Se trata de un derecho propio y primordial del hombre.

El hombre tiene su vida física, sin la cual no puede existir. Solo cuando sea sano físicamente y esta sanidad siga constantemente, puede participar tanto en la vida social y política como en la cultural y estética.

De ahí que en el párrafo 1 del Artículo 6 del Convenio Internacional sobre los Derechos Cívicos y Políticos está definido que nadie está destinado a ser despojado de su vida física sin fundamento, y en el Artículo 3 de la Declaración Universal de Derechos Humanos estipula que el hombre tiene el derecho a su vida física.

La RPDC considera la vida y la salud del hombre como las más preciosas y no perdona en absoluto los actos que perjudican su vida. La protege con todo rigor de los actos de arresto o ejecución arbitrarios por parte del organismo estatal, la organización o el individuo, así como de las enfermedades y las calamidades naturales.

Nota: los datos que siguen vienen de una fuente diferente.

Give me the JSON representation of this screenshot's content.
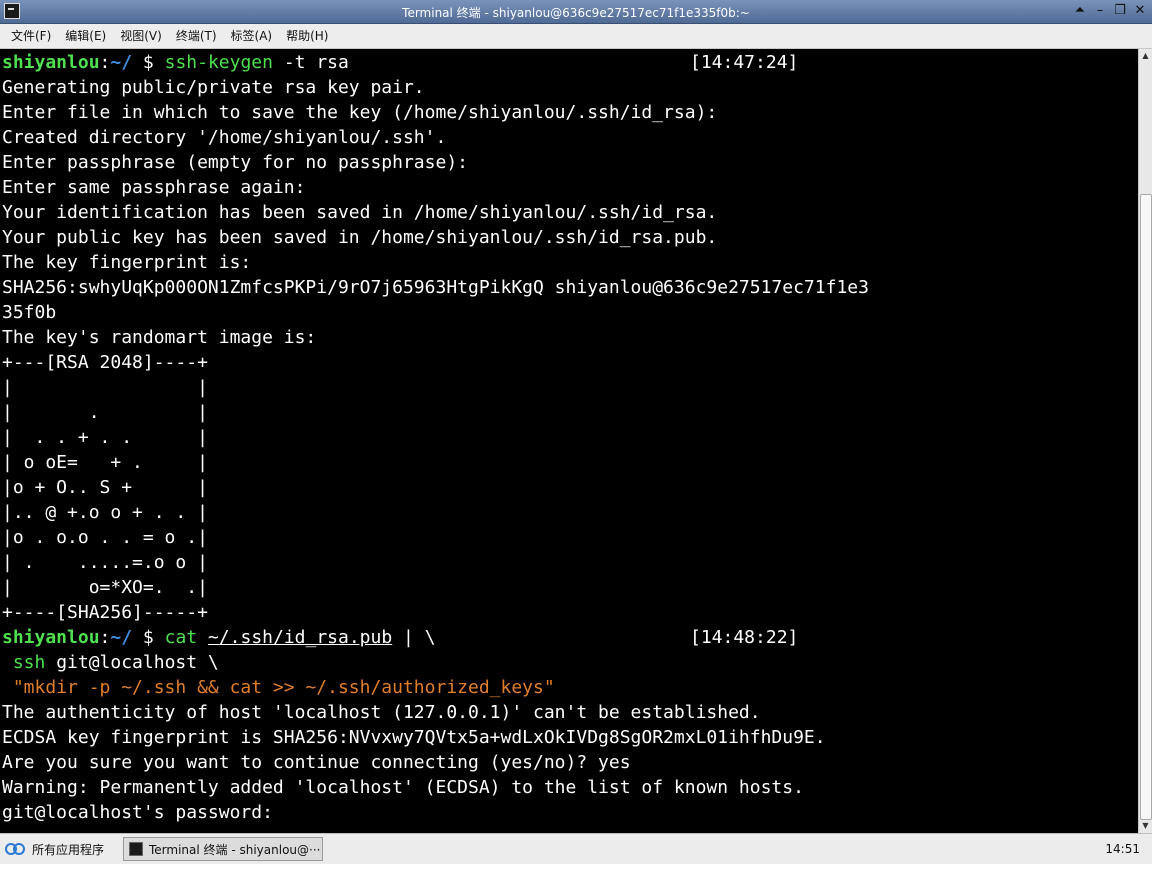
{
  "window": {
    "title": "Terminal 终端 - shiyanlou@636c9e27517ec71f1e335f0b:~",
    "buttons": [
      "⏶",
      "–",
      "❐",
      "✕"
    ]
  },
  "menu": [
    "文件(F)",
    "编辑(E)",
    "视图(V)",
    "终端(T)",
    "标签(A)",
    "帮助(H)"
  ],
  "prompt": {
    "user": "shiyanlou",
    "path": "~/",
    "symbol": "$"
  },
  "terminal": {
    "cmd1": {
      "program": "ssh-keygen",
      "args": "-t rsa",
      "time": "[14:47:24]"
    },
    "output1": [
      "Generating public/private rsa key pair.",
      "Enter file in which to save the key (/home/shiyanlou/.ssh/id_rsa):",
      "Created directory '/home/shiyanlou/.ssh'.",
      "Enter passphrase (empty for no passphrase):",
      "Enter same passphrase again:",
      "Your identification has been saved in /home/shiyanlou/.ssh/id_rsa.",
      "Your public key has been saved in /home/shiyanlou/.ssh/id_rsa.pub.",
      "The key fingerprint is:",
      "SHA256:swhyUqKp000ON1ZmfcsPKPi/9rO7j65963HtgPikKgQ shiyanlou@636c9e27517ec71f1e3",
      "35f0b",
      "The key's randomart image is:",
      "+---[RSA 2048]----+",
      "|                 |",
      "|       .         |",
      "|  . . + . .      |",
      "| o oE=   + .     |",
      "|o + O.. S +      |",
      "|.. @ +.o o + . . |",
      "|o . o.o . . = o .|",
      "| .    .....=.o o |",
      "|       o=*XO=.  .|",
      "+----[SHA256]-----+"
    ],
    "cmd2": {
      "program": "cat",
      "file": "~/.ssh/id_rsa.pub",
      "rest": " | \\",
      "time": "[14:48:22]"
    },
    "cmd2_line2": {
      "program": "ssh",
      "rest": " git@localhost \\"
    },
    "cmd2_line3": "\"mkdir -p ~/.ssh && cat >> ~/.ssh/authorized_keys\"",
    "output2": [
      "The authenticity of host 'localhost (127.0.0.1)' can't be established.",
      "ECDSA key fingerprint is SHA256:NVvxwy7QVtx5a+wdLxOkIVDg8SgOR2mxL01ihfhDu9E.",
      "Are you sure you want to continue connecting (yes/no)? yes",
      "Warning: Permanently added 'localhost' (ECDSA) to the list of known hosts.",
      "git@localhost's password: "
    ]
  },
  "taskbar": {
    "start_label": "所有应用程序",
    "task_label": "Terminal 终端 - shiyanlou@···",
    "clock": "14:51"
  }
}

En la RPDC  nadie se ve privado de su vida sin sentido, gracias a la protección que le ofrecen la Constitución y otras leyes relativas con procedimientos penales.

La pena capital, máximo castigo que priva al criminal de su vida, se aplica en casos muy limitados y a crimen de especial gravedad: intriga de derrocamiento del Estado, terrorismo, traición a la Patria y a la nación, destrucción y subversión, asesinato intencional, contrabando de drogas y su venta secreta.

Según el párrafo 2 del Artículo 29 del Código Penal, a los reos menores de 18 años en el momento de cometer el crimen no se aplica la pena capital ni se la ejecuta para la mujer embarazada.

La pena capital no constituye la violación del derecho a la vida física. Según el Convenio Internacional sobre los Derechos Cívicos y Políticos y las normas de las leyes internacionales de los derechos humanos, la pena capital se aplica a los crímenes de mayor gravedad según la ley del tiempo en que se los han cometido.

La aplicación de la pena capital es una cuestión concerniente a la soberanía de cada Estado. Por eso, apreciar si protege o no los derechos humanos según si está vigente o abrogada la pena capital, puede considerarse injusto tanto en vista del principio de las leyes internacionales de los derechos humanos como a base de la práctica de la ejecución de las leyes. Más aún, difamar y calumniar en relación con los derechos humanos, a los países que no están inscritos en el convenio internacional de los derechos humanos sobre la abrogación de la pena capital, inculpándolos de aplicar esta pena, es una violación de su soberanía estatal.

La RPDC garantiza estrictamente también la inviolabilidad de toda parte del cuerpo humano. Quitar de este alguna víscera para vender o comprar o invalidar alguna de sus partes constituye el objeto de un grave castigo jurídico.

También la compraventa o el uso de las vísceras del hombre, del feto y de la sangre, aunque sean destinados para la cura, constituyen delitos.

El derecho a la vida está garantizado plenamente no solo por la Constitución y las leyes sobre los procesos penales, sino también por las relativas a la fiscalía y el juicio, a la seguridad pública, al trabajo y a la salud pública.

En lo referente al aseguramiento del derecho a la vida del hombre, el Gobierno de la RPDC destina especialmente enormes fondos para prevenir los daños de las epidemias, para investigar e importar medicamentos preventivos y toma activas medidas para minimizar los estragos de las calamidades naturales.